I'm about to list all the types of IP's I would mark as valid senders
- static ip customers (leased lines and adsl with static IPs)
- Our mailservers (primary and backup)

That eliminates all the printers, routers, and other gadgets with an ip
stack that don't send mail - it boils our /19 down to say 100 hosts. So
far so good!

But I don't see how this will stop smtp-zombies, thoses thousends of
other IPs in our network never had and never will send you any mail and
IP Spoofing is rather out of the question in this case.

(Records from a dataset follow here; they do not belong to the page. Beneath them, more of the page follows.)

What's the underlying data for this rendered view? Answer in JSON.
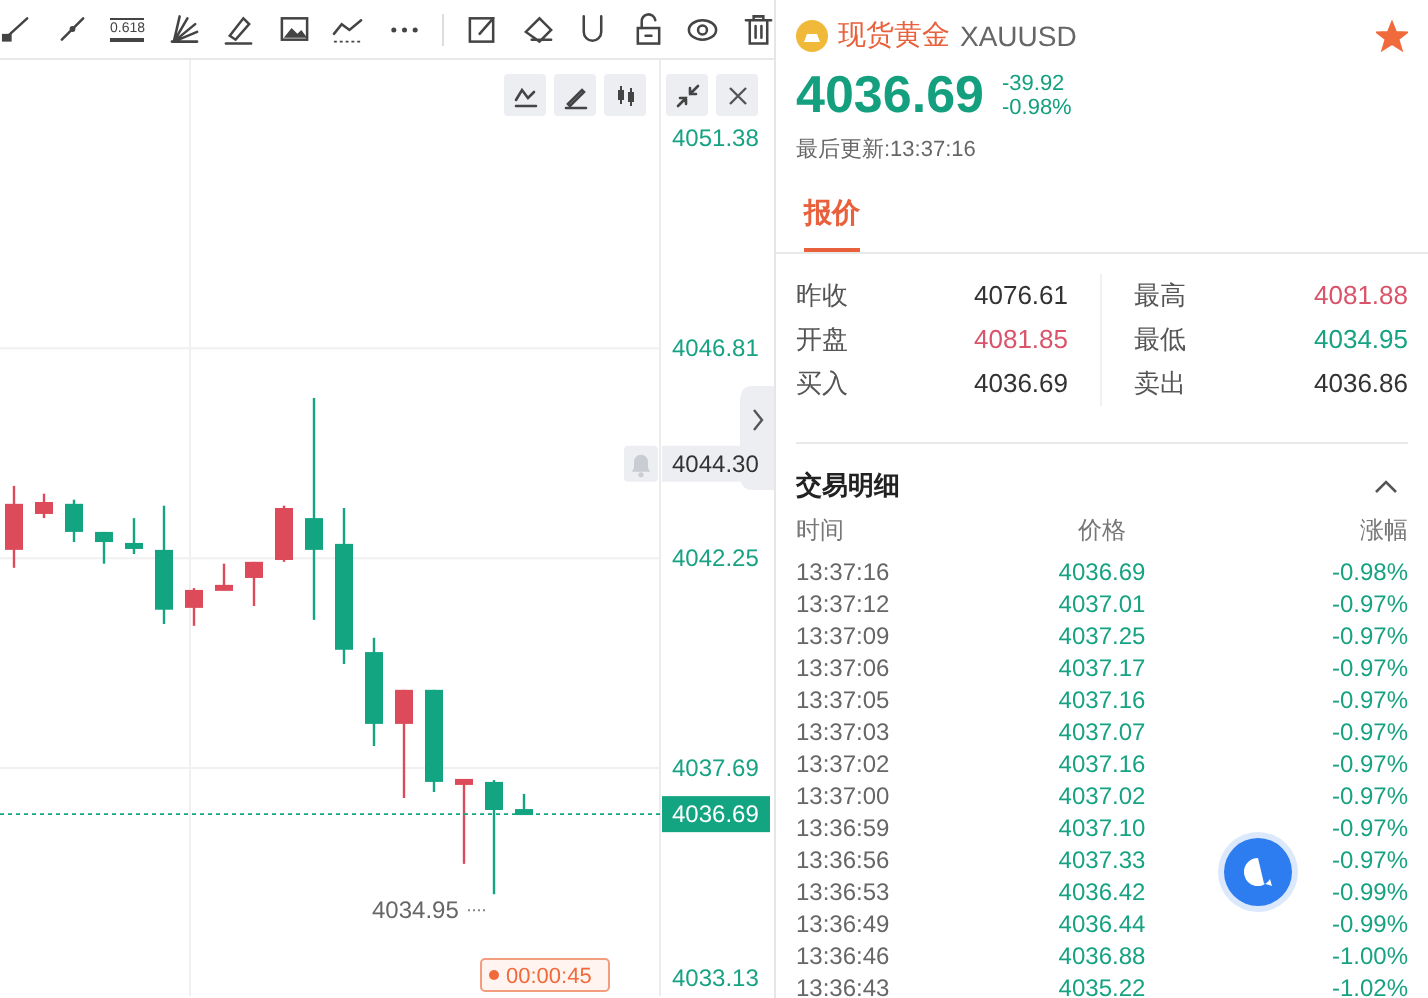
{
  "toolbar": {
    "fib_label": "0.618"
  },
  "chart": {
    "chart_data": {
      "type": "candlestick",
      "categories": [
        null,
        null,
        null,
        null,
        null,
        null,
        null,
        null,
        null,
        null,
        null,
        null,
        null,
        null,
        null,
        null,
        null,
        null
      ],
      "ohlc": [
        [
          4042.43,
          4043.82,
          4042.04,
          4043.43
        ],
        [
          4043.21,
          4043.65,
          4043.12,
          4043.47
        ],
        [
          4043.43,
          4043.52,
          4042.6,
          4042.82
        ],
        [
          4042.82,
          4042.82,
          4042.13,
          4042.6
        ],
        [
          4042.56,
          4043.12,
          4042.34,
          4042.47
        ],
        [
          4042.43,
          4043.39,
          4040.82,
          4041.13
        ],
        [
          4041.17,
          4041.6,
          4040.78,
          4041.56
        ],
        [
          4041.56,
          4042.13,
          4041.56,
          4041.65
        ],
        [
          4041.82,
          4042.17,
          4041.21,
          4042.17
        ],
        [
          4042.21,
          4043.39,
          4042.17,
          4043.34
        ],
        [
          4043.12,
          4045.73,
          4040.91,
          4042.43
        ],
        [
          4042.56,
          4043.34,
          4039.95,
          4040.26
        ],
        [
          4040.21,
          4040.52,
          4038.17,
          4038.65
        ],
        [
          4038.65,
          4039.39,
          4037.04,
          4039.39
        ],
        [
          4039.39,
          4039.39,
          4037.17,
          4037.39
        ],
        [
          4037.35,
          4037.43,
          4035.61,
          4037.43
        ],
        [
          4037.39,
          4037.43,
          4034.95,
          4036.78
        ],
        [
          4036.78,
          4037.13,
          4036.69,
          4036.69
        ]
      ],
      "ylim": [
        4032.74,
        4053.07
      ],
      "grid": true,
      "yticks": [
        {
          "value": 4051.38,
          "label": "4051.38"
        },
        {
          "value": 4046.81,
          "label": "4046.81"
        },
        {
          "value": 4042.25,
          "label": "4042.25"
        },
        {
          "value": 4037.69,
          "label": "4037.69"
        },
        {
          "value": 4033.13,
          "label": "4033.13"
        }
      ]
    },
    "current_price": "4036.69",
    "hover_price": "4044.30",
    "low_marker": "4034.95",
    "countdown": "00:00:45"
  },
  "quote": {
    "name": "现货黄金",
    "symbol": "XAUUSD",
    "favorite": true,
    "price": "4036.69",
    "change": "-39.92",
    "change_pct": "-0.98%",
    "updated": "最后更新:13:37:16"
  },
  "tabs": [
    {
      "label": "报价",
      "selected": true
    }
  ],
  "stats": [
    {
      "label": "昨收",
      "value": "4076.61",
      "color": "#333333"
    },
    {
      "label": "最高",
      "value": "4081.88",
      "color": "#d9546a"
    },
    {
      "label": "开盘",
      "value": "4081.85",
      "color": "#d9546a"
    },
    {
      "label": "最低",
      "value": "4034.95",
      "color": "#17a383"
    },
    {
      "label": "买入",
      "value": "4036.69",
      "color": "#333333"
    },
    {
      "label": "卖出",
      "value": "4036.86",
      "color": "#333333"
    }
  ],
  "trades": {
    "title": "交易明细",
    "expanded": true,
    "columns": [
      "时间",
      "价格",
      "涨幅"
    ],
    "rows": [
      [
        "13:37:16",
        "4036.69",
        "-0.98%"
      ],
      [
        "13:37:12",
        "4037.01",
        "-0.97%"
      ],
      [
        "13:37:09",
        "4037.25",
        "-0.97%"
      ],
      [
        "13:37:06",
        "4037.17",
        "-0.97%"
      ],
      [
        "13:37:05",
        "4037.16",
        "-0.97%"
      ],
      [
        "13:37:03",
        "4037.07",
        "-0.97%"
      ],
      [
        "13:37:02",
        "4037.16",
        "-0.97%"
      ],
      [
        "13:37:00",
        "4037.02",
        "-0.97%"
      ],
      [
        "13:36:59",
        "4037.10",
        "-0.97%"
      ],
      [
        "13:36:56",
        "4037.33",
        "-0.97%"
      ],
      [
        "13:36:53",
        "4036.42",
        "-0.99%"
      ],
      [
        "13:36:49",
        "4036.44",
        "-0.99%"
      ],
      [
        "13:36:46",
        "4036.88",
        "-1.00%"
      ],
      [
        "13:36:43",
        "4035.22",
        "-1.02%"
      ]
    ]
  }
}
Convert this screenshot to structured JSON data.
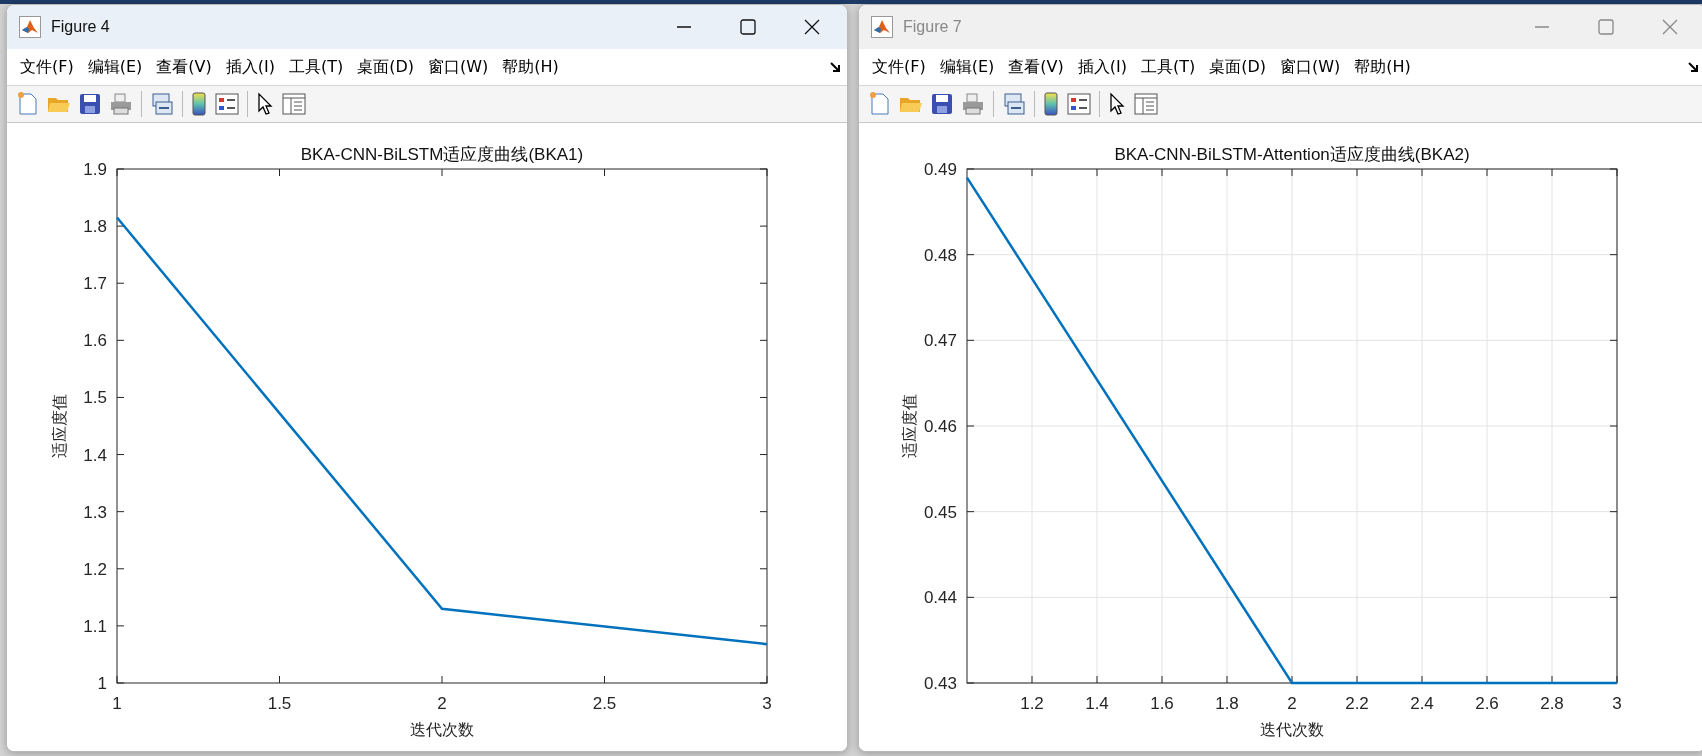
{
  "windows": [
    {
      "title": "Figure 4",
      "active": true,
      "menu": [
        "文件(F)",
        "编辑(E)",
        "查看(V)",
        "插入(I)",
        "工具(T)",
        "桌面(D)",
        "窗口(W)",
        "帮助(H)"
      ],
      "chart_data": {
        "type": "line",
        "title": "BKA-CNN-BiLSTM适应度曲线(BKA1)",
        "xlabel": "迭代次数",
        "ylabel": "适应度值",
        "x": [
          1,
          2,
          3
        ],
        "series": [
          {
            "color": "#0072bd",
            "values": [
              1.815,
              1.13,
              1.068
            ]
          }
        ],
        "xlim": [
          1,
          3
        ],
        "ylim": [
          1,
          1.9
        ],
        "xticks": [
          1,
          1.5,
          2,
          2.5,
          3
        ],
        "yticks": [
          1,
          1.1,
          1.2,
          1.3,
          1.4,
          1.5,
          1.6,
          1.7,
          1.8,
          1.9
        ],
        "grid": false
      }
    },
    {
      "title": "Figure 7",
      "active": false,
      "menu": [
        "文件(F)",
        "编辑(E)",
        "查看(V)",
        "插入(I)",
        "工具(T)",
        "桌面(D)",
        "窗口(W)",
        "帮助(H)"
      ],
      "chart_data": {
        "type": "line",
        "title": "BKA-CNN-BiLSTM-Attention适应度曲线(BKA2)",
        "xlabel": "迭代次数",
        "ylabel": "适应度值",
        "x": [
          1,
          2,
          3
        ],
        "series": [
          {
            "color": "#0072bd",
            "values": [
              0.489,
              0.43,
              0.43
            ]
          }
        ],
        "xlim": [
          1,
          3
        ],
        "ylim": [
          0.43,
          0.49
        ],
        "xticks": [
          1.2,
          1.4,
          1.6,
          1.8,
          2,
          2.2,
          2.4,
          2.6,
          2.8,
          3
        ],
        "yticks": [
          0.43,
          0.44,
          0.45,
          0.46,
          0.47,
          0.48,
          0.49
        ],
        "grid": true
      }
    }
  ]
}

If one of our leased line customers gets the newest worm he'll still
bang your MTA with it, if you are lucky he uses our primary MX where the
messages gets silently discarded.... but most of our customers don't use
our MTA if they have a static IP.
IMHO MTAMARK hasn't helped you a bit in this scenario - IIRC spamhaus
has an RBL for worm/virii senders, which seems to me a rather better
solution.


The real problem I see on the long run is, that you can't decide what to
do based on the IP. Assume a "big" ISP is enforcing their users to use
his MTA - this MTA conforms to any RFC you can think of, it would even
have an MTAMARK. Maybe even SPF, but lousy implemented. What do you do
if you receive massive junk from there, blocking a major ISP of
Switzerland? You end up finding some nice filtering technique (so you
read all the crap mails, try to find some pattern, hoping it would not
filter any legimate mails) OR sending abuse@ a nice complaint and hope
something changes.


My expirence is, that people start running when the get listed in
spamcop - AFAIK some "big" IPSs use this list, so you notice rather
quickly when you got listed - but I'm not sure if spamcop also
whitelists the "big" ones which would be rather sad.


IMHO the best thing would be if you would know that the sender is not
faked, that he/she was verified by the sending host - so you could block
the offending sender. SPF does exactly that, the only thing left is
"local forgery" - but that is rather a problem that has to be solved by
the remote ISP, that did no or weak ASMTP.